El indio cubrió las ligerísimas incisiones que había hecho para extraer las niguas con un poco de polvo de carica, y dijo al marinero:

—¡Echemos a andar!

—¿Acaso nos siguen? —preguntó Díaz.

Sapo Hinchado no ha oído ningún ruido sospechoso, pero es mejor alejarse pronto del río.

—¿Cuándo llegaremos a la aldea de los tupys?

—Esta noche, si vamos de prisa.

Se orientó por el sol, y se puso en marcha siguiendo un sendero que parecía haber sido abierto por algún animal grande, a juzgar por las ramas rotas que en él había.

—Es el camino de un tapir —dijo el marinero a Alvaro.

—¿De uno de esos animales parecidos a los puercos, que tienen una especie de trompa movible en el hocico? —preguntó el portugués.

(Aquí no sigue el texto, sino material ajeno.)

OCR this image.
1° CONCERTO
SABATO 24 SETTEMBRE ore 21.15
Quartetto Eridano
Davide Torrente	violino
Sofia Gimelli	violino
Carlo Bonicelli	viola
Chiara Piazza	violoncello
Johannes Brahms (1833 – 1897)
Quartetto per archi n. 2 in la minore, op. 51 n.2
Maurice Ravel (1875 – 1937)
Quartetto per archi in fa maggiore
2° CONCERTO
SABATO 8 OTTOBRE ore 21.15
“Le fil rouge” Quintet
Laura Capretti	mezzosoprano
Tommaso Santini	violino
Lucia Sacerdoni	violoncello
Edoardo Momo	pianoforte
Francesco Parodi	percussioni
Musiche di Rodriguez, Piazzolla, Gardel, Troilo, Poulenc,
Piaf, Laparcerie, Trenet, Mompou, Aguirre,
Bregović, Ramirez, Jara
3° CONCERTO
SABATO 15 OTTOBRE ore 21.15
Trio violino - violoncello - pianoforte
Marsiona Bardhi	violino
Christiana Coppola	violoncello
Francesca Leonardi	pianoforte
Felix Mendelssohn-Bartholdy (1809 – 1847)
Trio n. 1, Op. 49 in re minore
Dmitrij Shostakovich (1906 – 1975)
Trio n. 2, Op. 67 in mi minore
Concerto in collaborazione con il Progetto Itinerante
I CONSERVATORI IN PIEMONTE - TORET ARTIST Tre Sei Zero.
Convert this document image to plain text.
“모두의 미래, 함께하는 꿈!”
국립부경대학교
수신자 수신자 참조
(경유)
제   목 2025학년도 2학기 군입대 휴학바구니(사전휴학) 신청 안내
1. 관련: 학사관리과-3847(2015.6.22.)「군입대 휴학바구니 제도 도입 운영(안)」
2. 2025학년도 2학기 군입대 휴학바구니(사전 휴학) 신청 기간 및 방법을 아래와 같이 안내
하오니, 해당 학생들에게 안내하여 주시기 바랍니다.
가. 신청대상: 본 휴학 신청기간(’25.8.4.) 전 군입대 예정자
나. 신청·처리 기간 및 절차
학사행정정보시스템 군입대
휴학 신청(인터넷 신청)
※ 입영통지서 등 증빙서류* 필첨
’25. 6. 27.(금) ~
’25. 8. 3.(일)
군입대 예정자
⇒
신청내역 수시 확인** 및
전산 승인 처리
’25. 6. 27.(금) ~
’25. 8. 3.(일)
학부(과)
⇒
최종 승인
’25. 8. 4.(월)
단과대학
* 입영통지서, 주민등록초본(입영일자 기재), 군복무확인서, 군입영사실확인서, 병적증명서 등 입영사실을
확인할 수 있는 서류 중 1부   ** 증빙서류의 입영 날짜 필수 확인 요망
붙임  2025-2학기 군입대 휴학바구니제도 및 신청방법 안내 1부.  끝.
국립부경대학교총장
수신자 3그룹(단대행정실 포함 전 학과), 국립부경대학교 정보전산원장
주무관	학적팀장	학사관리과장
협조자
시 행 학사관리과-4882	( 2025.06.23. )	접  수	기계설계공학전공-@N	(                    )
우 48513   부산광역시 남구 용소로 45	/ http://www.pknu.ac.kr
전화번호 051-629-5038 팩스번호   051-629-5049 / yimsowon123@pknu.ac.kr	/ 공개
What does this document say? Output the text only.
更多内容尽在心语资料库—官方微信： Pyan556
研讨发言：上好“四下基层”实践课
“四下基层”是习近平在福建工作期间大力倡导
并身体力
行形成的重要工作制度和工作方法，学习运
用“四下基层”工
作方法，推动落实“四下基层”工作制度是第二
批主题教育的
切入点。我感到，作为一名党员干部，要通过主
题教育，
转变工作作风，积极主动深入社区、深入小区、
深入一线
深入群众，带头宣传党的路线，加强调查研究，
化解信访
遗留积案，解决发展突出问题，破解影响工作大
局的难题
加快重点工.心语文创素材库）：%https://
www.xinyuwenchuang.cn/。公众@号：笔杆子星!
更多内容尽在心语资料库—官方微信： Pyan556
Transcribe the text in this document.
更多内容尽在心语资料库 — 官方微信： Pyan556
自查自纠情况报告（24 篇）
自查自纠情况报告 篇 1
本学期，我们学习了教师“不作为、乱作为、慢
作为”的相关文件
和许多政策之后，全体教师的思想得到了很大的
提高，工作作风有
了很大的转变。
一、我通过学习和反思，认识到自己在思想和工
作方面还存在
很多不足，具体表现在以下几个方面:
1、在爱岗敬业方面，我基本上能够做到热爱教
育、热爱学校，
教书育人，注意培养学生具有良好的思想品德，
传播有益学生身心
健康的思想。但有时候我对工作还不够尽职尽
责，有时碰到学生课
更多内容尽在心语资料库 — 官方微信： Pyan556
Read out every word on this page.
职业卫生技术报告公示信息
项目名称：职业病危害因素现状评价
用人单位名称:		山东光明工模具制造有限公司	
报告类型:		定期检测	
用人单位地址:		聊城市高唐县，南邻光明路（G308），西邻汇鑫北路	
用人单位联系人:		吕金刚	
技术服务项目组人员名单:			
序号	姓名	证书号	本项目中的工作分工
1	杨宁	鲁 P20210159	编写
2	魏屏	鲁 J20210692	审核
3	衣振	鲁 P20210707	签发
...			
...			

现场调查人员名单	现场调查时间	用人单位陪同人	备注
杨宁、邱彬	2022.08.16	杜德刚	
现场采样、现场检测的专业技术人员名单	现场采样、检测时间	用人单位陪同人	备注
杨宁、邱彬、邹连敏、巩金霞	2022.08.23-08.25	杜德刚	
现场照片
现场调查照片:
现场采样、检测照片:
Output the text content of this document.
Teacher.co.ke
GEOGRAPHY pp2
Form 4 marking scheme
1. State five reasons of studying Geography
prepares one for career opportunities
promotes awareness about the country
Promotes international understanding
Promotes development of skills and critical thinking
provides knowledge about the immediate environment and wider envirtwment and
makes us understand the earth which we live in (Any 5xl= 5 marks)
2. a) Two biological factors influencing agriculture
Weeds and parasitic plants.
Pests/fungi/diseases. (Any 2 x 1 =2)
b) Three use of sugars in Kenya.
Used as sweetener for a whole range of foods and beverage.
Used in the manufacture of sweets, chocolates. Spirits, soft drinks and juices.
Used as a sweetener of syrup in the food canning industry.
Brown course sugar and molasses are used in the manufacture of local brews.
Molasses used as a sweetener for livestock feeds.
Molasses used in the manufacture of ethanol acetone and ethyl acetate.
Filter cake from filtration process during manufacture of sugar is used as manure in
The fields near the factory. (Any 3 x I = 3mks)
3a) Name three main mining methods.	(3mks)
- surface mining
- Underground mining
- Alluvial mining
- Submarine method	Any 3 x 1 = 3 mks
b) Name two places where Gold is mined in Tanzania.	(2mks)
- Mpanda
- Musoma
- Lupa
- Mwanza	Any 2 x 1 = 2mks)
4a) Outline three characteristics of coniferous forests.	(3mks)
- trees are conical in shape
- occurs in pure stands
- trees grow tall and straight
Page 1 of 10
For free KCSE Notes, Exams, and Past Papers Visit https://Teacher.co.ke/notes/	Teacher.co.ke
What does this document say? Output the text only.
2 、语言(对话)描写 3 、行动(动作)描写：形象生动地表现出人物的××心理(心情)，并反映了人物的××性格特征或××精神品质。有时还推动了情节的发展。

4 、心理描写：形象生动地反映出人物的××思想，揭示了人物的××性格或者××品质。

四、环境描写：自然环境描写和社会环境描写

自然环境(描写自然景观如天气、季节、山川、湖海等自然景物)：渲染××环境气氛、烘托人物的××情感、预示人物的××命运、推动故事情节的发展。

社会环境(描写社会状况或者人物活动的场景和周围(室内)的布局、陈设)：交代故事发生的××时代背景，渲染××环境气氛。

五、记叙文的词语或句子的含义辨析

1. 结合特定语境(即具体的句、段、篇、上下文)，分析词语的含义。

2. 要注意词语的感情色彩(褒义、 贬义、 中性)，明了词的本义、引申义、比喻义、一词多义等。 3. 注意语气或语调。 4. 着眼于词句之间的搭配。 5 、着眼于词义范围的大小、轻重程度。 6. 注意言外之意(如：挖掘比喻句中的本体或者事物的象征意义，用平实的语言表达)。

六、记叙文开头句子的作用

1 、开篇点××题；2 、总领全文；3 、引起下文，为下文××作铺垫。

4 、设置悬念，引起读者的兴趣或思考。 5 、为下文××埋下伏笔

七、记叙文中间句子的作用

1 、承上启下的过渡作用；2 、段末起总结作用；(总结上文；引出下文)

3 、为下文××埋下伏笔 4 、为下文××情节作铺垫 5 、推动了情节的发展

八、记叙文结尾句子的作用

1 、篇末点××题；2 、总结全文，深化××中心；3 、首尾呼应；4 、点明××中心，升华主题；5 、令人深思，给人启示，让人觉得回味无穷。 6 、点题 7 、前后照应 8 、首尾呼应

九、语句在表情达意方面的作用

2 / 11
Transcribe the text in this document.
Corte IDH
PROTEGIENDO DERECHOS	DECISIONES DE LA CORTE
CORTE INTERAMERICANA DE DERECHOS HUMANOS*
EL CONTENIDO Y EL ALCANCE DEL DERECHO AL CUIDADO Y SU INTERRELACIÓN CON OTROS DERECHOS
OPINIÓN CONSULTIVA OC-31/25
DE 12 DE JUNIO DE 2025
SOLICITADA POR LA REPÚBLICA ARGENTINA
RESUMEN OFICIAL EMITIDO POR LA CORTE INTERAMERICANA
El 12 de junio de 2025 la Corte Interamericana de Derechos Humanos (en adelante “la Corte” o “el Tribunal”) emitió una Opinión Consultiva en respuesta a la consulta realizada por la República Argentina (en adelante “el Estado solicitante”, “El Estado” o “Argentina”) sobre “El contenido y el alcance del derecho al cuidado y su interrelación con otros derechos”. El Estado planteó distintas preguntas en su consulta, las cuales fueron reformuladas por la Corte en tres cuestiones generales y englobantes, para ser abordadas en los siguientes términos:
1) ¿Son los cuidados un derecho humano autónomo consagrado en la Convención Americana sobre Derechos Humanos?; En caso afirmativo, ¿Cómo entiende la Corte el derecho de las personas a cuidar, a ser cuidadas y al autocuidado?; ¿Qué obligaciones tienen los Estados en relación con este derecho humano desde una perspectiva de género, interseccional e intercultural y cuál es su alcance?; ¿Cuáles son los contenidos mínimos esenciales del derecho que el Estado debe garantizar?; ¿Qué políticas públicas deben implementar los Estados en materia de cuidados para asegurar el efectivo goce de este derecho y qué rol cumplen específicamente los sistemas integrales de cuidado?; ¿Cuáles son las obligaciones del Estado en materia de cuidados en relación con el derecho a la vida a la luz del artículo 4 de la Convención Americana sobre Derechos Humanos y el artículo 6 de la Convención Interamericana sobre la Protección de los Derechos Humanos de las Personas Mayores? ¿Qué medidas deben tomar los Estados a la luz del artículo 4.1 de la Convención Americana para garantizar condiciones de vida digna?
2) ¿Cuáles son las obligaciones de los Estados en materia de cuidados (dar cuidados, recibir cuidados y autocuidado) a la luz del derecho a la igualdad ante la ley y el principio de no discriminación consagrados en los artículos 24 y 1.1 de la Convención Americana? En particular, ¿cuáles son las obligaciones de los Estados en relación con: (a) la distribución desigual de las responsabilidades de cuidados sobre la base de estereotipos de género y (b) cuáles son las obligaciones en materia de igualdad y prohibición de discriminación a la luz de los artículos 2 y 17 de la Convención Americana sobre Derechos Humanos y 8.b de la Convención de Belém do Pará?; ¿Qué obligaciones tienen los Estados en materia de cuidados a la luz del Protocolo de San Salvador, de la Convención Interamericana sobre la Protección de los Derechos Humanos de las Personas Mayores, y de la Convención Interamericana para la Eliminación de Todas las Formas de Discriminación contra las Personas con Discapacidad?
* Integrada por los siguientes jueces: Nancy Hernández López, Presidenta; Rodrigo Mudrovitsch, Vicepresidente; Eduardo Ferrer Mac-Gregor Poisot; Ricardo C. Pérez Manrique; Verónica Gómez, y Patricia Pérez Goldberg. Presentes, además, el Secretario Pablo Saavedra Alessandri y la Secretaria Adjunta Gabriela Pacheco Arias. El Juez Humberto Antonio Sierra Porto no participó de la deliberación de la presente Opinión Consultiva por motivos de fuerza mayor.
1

—Sí, señor Correa; y esta senda indica que estamos cerca de algún pantano, porque esos animales no pueden vivir lejos del agua, pues se alimentan con raíces de las plantas lacustres.

—¿Y por qué abren estos senderos que parecen obras de hombres?

—Porque tienen por costumbre seguir siempre el mismo camino para ir desde sus guaridas a los pantanos. Así, poco a poco, abren estos caminos hasta en las selvas más espesas.

—¡Uhau! —exclamó Sapo Hinchado, deteniéndose de pronto.

—¿Qué hay? —preguntó Díaz, acercándose a él.

—Por aquí han pasado tupys, y corrían —contestó el salvaje.

En aquel lugar se veían matorrales hollados, helechos arborescentes derribados, bejucos cortados, orquídeas pisoteadas, como si un torrente humano hubiera atravesado la selva como un huracán.

Distinguíanse en el suelo húmedo de la selva muchas huellas de pies desnudos y en el tronco de los árboles flechas clavadas en la corteza.

El indio arrancó una y la miró atentamente.

—Es una flecha de los tupys —dijo.

—¿En qué lo has conocido? —le preguntó Díaz.

—En que tiene la punta en forma de gancho. Esta otra es de los eimuros —prosiguió, refiriéndose a otra que arrancó después—. Tiene la punta de espina de palma.

—¿Habrán pasado por aquí los tupys vencidos en la orilla de la sabana sumergida?

—Sí —contestó Sapo Hinchado.

De repente levantó la cabeza, husmeando varias veces el ardoroso aire.

—¡Vamos, gran pyaie!

—¿Qué hay de nuevo?

—Muertos allá abajo.

—¿Habrán sido alcanzados los tupys por los eimuros y muertos todos ellos hasta el último? —preguntó el marinero con angustia—. ¡En tal caso, García habrá muerto también!

Siguió detrás del indio con el corazón oprimido, sin decir nada a Alvaro, y después de andar trescientos o cuatrocientos pasos llegaron al borde de un gran pantano, cuyas orillas estaban cubiertas de árboles.

Un terrible combate debió de haberse librado en aquel lugar.

Varios cientos de cadáveres, ya próximos a corromperse, yacían alrededor del pantano, entre confusos montones de arcos, cerbatanas y mazas.

Había abundantes charcos de sangre coagulada en las depresiones del suelo.

—¡Eimuros! —dijo Sapo Hinchado con una sonrisa de cruel satisfacción—. ¡Los tupinambás están vengados!

—¿Habrán sido vencidos a su vez por los tupys? —preguntó Díaz.

—Sí, y han caído todos o casi todos. ¡Mira la cabeza de su cacique!

En medio de un montón de cadáveres, clavada en una pértiga, se erguía un cabeza humana medio deshecha por un terrible mazazo, con los ojos arrancados y todavía adornada con una corona de plumas tintas en sangre.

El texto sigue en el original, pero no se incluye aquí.